News & Reviews

Britten Sinfonia at Lunch

West Road Concert Hall

15 November 2005

Joanna MacGregor

Jason Yarde

Britten Sinfonia

What could be more invigorating than a lunchtime tango with Joanna MacGregor? And while you ponder your answer, let me describe this scintillating concert. It was a quintessential Britten Sinfonia affair. On paper it looked like an accident in a time-machine. But in performance its wild collisions of epoch and continent were infused with such irresistible energy that what might have seemed weird and whimsical came over as cogent and compelling.

Thus MacGregor at the piano, the jazz saxophonist Jason Yarde and five fine string players from the Sinfonia whizzed from the 17th-century John Dowland to the present-day Brazilian composer Egberto Gismonti. Then they came back to Britain for the premiere of Yarde’s Who Knows the Beauty?, before crossing the Atlantic again for three pulsating MacGregor arrangements of Piazzolla tangos.

 

And if that whirlwind dash round the globe isn’t enough, a substantial slab of Russian brooding — in the shape of Shostakovich’s Piano Quintet — is added for later dates on this tour (Wigmore Hall tonight, Chelmsford on Sunday, Leeds on Wednesday).

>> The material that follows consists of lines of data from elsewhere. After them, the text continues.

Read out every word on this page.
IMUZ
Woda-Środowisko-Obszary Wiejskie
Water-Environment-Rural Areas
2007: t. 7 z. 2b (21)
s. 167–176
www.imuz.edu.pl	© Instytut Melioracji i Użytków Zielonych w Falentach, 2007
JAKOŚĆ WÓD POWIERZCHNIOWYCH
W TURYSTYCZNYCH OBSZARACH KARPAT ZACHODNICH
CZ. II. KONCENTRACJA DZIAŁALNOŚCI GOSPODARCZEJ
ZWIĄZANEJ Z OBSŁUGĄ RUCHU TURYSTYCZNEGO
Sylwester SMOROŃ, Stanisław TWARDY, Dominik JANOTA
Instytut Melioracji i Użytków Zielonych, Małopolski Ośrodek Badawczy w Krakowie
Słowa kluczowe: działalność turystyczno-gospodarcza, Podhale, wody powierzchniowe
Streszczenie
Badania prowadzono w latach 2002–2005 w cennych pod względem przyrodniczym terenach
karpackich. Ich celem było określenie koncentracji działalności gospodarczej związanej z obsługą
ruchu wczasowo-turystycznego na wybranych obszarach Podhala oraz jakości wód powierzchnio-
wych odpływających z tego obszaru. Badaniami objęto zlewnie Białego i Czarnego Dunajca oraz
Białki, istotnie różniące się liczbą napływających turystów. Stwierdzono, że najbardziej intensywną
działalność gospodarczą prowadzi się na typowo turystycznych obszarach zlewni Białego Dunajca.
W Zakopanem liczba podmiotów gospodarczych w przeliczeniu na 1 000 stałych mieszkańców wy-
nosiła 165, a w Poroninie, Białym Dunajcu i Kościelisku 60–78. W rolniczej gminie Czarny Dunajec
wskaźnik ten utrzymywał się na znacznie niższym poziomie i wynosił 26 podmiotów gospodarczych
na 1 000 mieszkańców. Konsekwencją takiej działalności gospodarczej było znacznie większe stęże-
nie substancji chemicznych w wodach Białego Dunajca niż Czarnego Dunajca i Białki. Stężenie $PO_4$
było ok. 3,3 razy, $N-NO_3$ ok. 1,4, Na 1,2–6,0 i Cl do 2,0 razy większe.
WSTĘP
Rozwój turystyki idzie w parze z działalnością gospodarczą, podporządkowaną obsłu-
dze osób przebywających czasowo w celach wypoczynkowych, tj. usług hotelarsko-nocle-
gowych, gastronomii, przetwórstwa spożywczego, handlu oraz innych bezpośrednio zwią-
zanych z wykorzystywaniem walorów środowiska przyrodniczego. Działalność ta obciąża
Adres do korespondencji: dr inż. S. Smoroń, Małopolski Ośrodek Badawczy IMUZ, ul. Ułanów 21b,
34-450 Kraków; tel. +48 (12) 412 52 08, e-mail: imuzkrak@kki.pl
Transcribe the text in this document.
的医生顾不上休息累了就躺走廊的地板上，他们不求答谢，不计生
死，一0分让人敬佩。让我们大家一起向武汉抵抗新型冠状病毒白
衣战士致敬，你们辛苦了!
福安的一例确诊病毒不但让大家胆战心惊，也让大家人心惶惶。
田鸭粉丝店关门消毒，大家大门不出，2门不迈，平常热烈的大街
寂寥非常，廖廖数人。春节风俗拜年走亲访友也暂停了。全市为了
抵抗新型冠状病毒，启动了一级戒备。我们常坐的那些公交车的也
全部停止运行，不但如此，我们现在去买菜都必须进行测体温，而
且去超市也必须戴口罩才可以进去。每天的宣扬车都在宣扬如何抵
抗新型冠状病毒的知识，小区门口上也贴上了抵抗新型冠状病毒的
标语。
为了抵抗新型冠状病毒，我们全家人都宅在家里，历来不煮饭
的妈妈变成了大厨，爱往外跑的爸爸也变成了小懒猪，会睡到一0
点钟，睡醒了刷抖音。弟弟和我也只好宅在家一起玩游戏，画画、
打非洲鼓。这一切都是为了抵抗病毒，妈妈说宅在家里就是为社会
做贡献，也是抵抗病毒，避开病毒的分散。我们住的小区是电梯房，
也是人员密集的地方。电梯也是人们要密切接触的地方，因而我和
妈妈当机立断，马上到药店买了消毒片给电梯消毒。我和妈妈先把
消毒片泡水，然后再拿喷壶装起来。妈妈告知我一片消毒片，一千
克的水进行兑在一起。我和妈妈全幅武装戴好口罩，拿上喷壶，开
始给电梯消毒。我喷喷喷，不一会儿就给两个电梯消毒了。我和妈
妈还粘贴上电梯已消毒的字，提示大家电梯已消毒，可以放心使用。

The high points? Everything was differently fascinating. But MacGregor’s treatment of three Dowland pieces was even more striking than her excursions into Piazzolla, perhaps because the latter is now familiar territory. Dowland is one of the great glums of English music, and MacGregor’s transformation of his lute-and-voice originals for modern piano and string quintet was suitably infused with dark mystery.

But in the second piece especially, Mr Dowland’s Midnight , she also found a way of expressing that Jacobean angst in highly contemporary language: a plucked double bass supplying jazz patterns at the bottom; the piano making something astonishingly bluesy out of Dowland’s plangent harmonies; and the strings adding edgy tremolandos.

Yarde’s Who Knows the Beauty ? couldn’t compete with the intensity of that reimagined sound-world, nor with Gismonti’s crazily freewheeling pieces with their epic flights of passagework, lush romantic harmonies and stomping samba rhythms. By contrast, the saxophonist’s composition seemed uncertain in construction, as though he was learning the classical piano-quintet medium as he went along. Indeed, some of it sounded like cocktail-lounge background fill. But when he gave himself the chance to cut loose as a soloist — sending his sax spirally into the stratosphere, or honking with primordial glee — we got a much better measure of his extraordinary talent.